Aim: The purpose of this study was to determine whether the presence of bowel in the chest during development in the fetal lamb model of congenital diaphragmatic hernia (CDH) results in structural and/or biochemical hypoplasia of the left venticle.
Methods: The model was created at 80 days' gestation and delivered at term. The hearts were fixed in 4% formaldehyde solution, components weighed, and right ventricular (RV) and left ventricular (LV) wall thicknesses and both aortic (Ao) and pulmonary artery (PA) root diameters were measured. Fresh specimens were analyzed for protein, DNA, hydroxyproline, and elastin content. All CDH measurements are compared with littermate control tissues.
Results: There were no differences in body weight (kg) between CDH and control littermates (4.25 +/- 0.26 versus 3.71 +/- 0.24, P = NS). CDH lambs have significantly decreased total heart (4.88 +/- .25 versus 6.75 +/- .49, P < .05), left ventricular (1.65 +/- .11 versus 2.15 +/- .19, P < .05), septal (1.29 +/- .11 versus 1.99 +/- .21, P < .05), and combined atrial (0.68 +/- .06 versus 1.14 +/- .15, P < .05) weights (g/kg lamb) without differences in RV weights (1.26 +/- .07 versus 1.57 +/- .17, P = NS). LV and RV wall thickness, and Ao root diameters (cm) were found to be identical in both CDH and control lambs. However, PA root diameters (0.47 +/- .01 versus 0.38 +/- .01, P < .005) and ductus arteriosus diameters were increased in CDH (0.35 +/- .01 versus 0.22 +/- .02, P < .005). Total protein, DNA collagen, and elastin content and DNA/total protein ratios were identical in RV and LV in both CDH and control lambs.
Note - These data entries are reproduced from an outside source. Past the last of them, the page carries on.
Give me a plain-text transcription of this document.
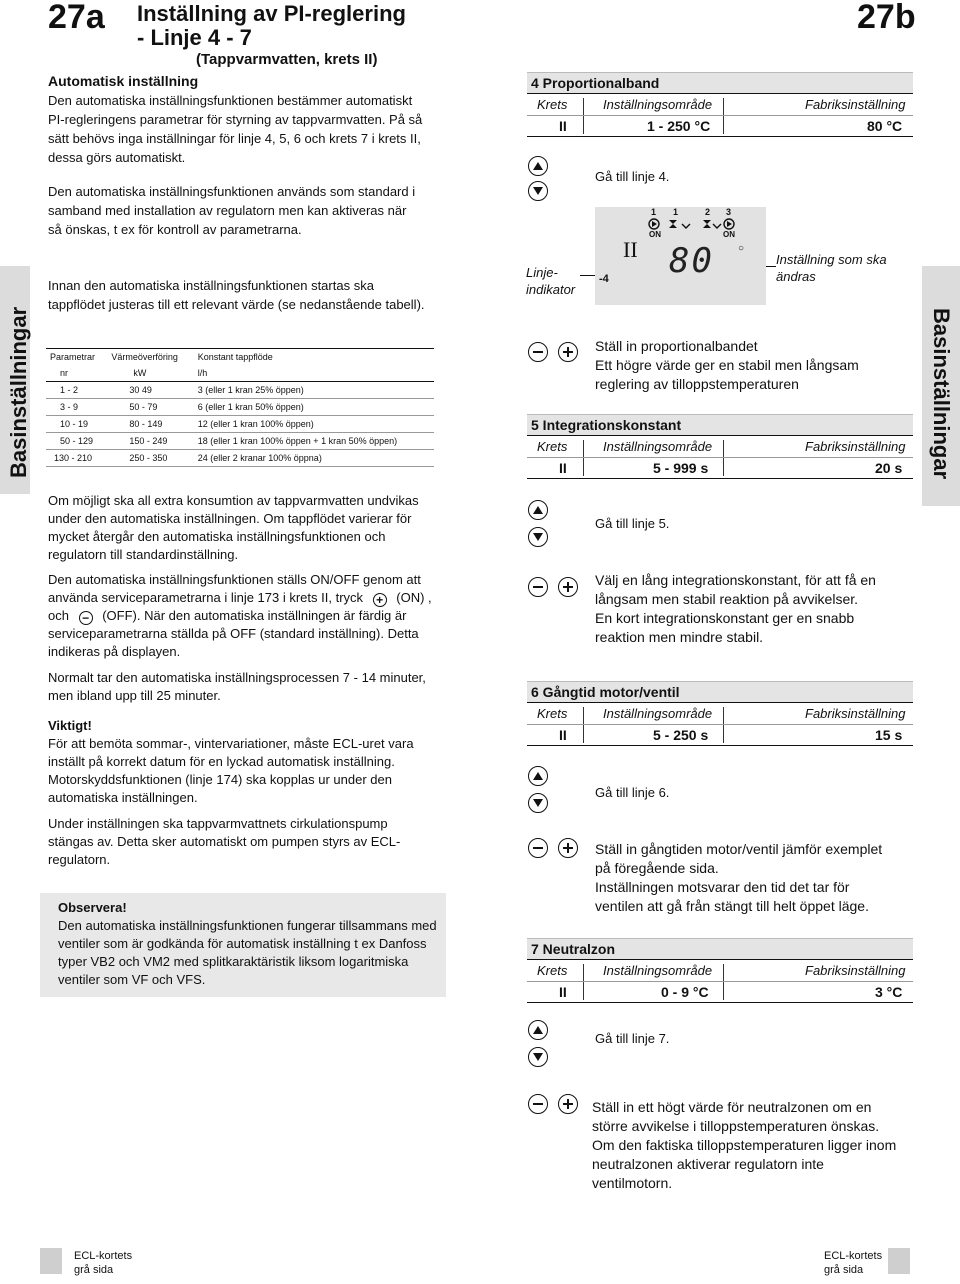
27a Inställning av PI-reglering
- Linje 4 - 7
(Tappvarmvatten, krets II)
27b
Basinställningar	Basinställningar
Automatisk inställning
Den automatiska inställningsfunktionen bestämmer automatiskt PI-regleringens parametrar för styrning av tappvarmvatten. På så sätt behövs inga inställningar för linje 4, 5, 6 och krets 7 i krets II, dessa görs automatiskt.
Den automatiska inställningsfunktionen används som standard i samband med installation av regulatorn men kan aktiveras när så önskas, t ex för kontroll av parametrarna.
Innan den automatiska inställningsfunktionen startas ska tappflödet justeras till ett relevant värde (se nedanstående tabell).
Parametrar	Värmeöverföring	Konstant tappflöde
nr	kW	l/h
1 - 2	30 49	3 (eller 1 kran 25% öppen)
3 - 9	50 - 79	6 (eller 1 kran 50% öppen)
10 - 19	80 - 149	12 (eller 1 kran 100% öppen)
50 - 129	150 - 249	18 (eller 1 kran 100% öppen + 1 kran 50% öppen)
130 - 210	250 - 350	24 (eller 2 kranar 100% öppna)
Om möjligt ska all extra konsumtion av tappvarmvatten undvikas under den automatiska inställningen. Om tappflödet varierar för mycket återgår den automatiska inställningsfunktionen och regulatorn till standardinställning.
Den automatiska inställningsfunktionen ställs ON/OFF genom att använda serviceparametrarna i linje 173 i krets II, tryck + (ON) ,
och − (OFF). När den automatiska inställningen är färdig är serviceparametrarna ställda på OFF (standard inställning). Detta indikeras på displayen.
Normalt tar den automatiska inställningsprocessen 7 - 14 minuter, men ibland upp till 25 minuter.
Viktigt!
För att bemöta sommar-, vintervariationer, måste ECL-uret vara inställt på korrekt datum för en lyckad automatisk inställning. Motorskyddsfunktionen (linje 174) ska kopplas ur under den automatiska inställningen.
Under inställningen ska tappvarmvattnets cirkulationspump stängas av. Detta sker automatiskt om pumpen styrs av ECL-regulatorn.
Observera!
Den automatiska inställningsfunktionen fungerar tillsammans med ventiler som är godkända för automatisk inställning t ex Danfoss typer VB2 och VM2 med splitkaraktäristik liksom logaritmiska ventiler som VF och VFS.
4 Proportionalband
Krets	Inställningsområde	Fabriksinställning
II	1 - 250 °C	80 °C
Gå till linje 4.
Linje-
indikator
II
-4
1 1	2 3
ON	ON
80 ○
Inställning som ska
ändras
Ställ in proportionalbandet
Ett högre värde ger en stabil men långsam
reglering av tilloppstemperaturen
5 Integrationskonstant
Krets	Inställningsområde	Fabriksinställning
II	5 - 999 s	20 s
Gå till linje 5.
Välj en lång integrationskonstant, för att få en
långsam men stabil reaktion på avvikelser.
En kort integrationskonstant ger en snabb
reaktion men mindre stabil.
6 Gångtid motor/ventil
Krets	Inställningsområde	Fabriksinställning
II	5 - 250 s	15 s
Gå till linje 6.
Ställ in gångtiden motor/ventil jämför exemplet
på föregående sida.
Inställningen motsvarar den tid det tar för
ventilen att gå från stängt till helt öppet läge.
7 Neutralzon
Krets	Inställningsområde	Fabriksinställning
II	0 - 9 °C	3 °C
Gå till linje 7.
Ställ in ett högt värde för neutralzonen om en
större avvikelse i tilloppstemperaturen önskas.
Om den faktiska tilloppstemperaturen ligger inom
neutralzonen aktiverar regulatorn inte
ventilmotorn.
ECL-kortets
grå sida
ECL-kortets
grå sida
Conclusion: Newborn lambs with left-sided CDH have a significantly lower total heart, LV, septal, and atrial weights without differences of RV weight or ventricular wall thicknesses. Given these findings, the unchanged DNA/protein ratio implies that the left ventricle is hypoplastic in CDH. Ao/PA root ratios suggest that LV hypoplasia in utero may result in increased left atrial pressures, decreased right-to-left shunting through the foramen ovale, and increased PA pressures and flow, resulting in increased PA root and ductus arteriosus diameters. This model simulates the clinical data from human fetuses/neonates with CDH. Further investigations are necessary to determine the functional significance of these findings.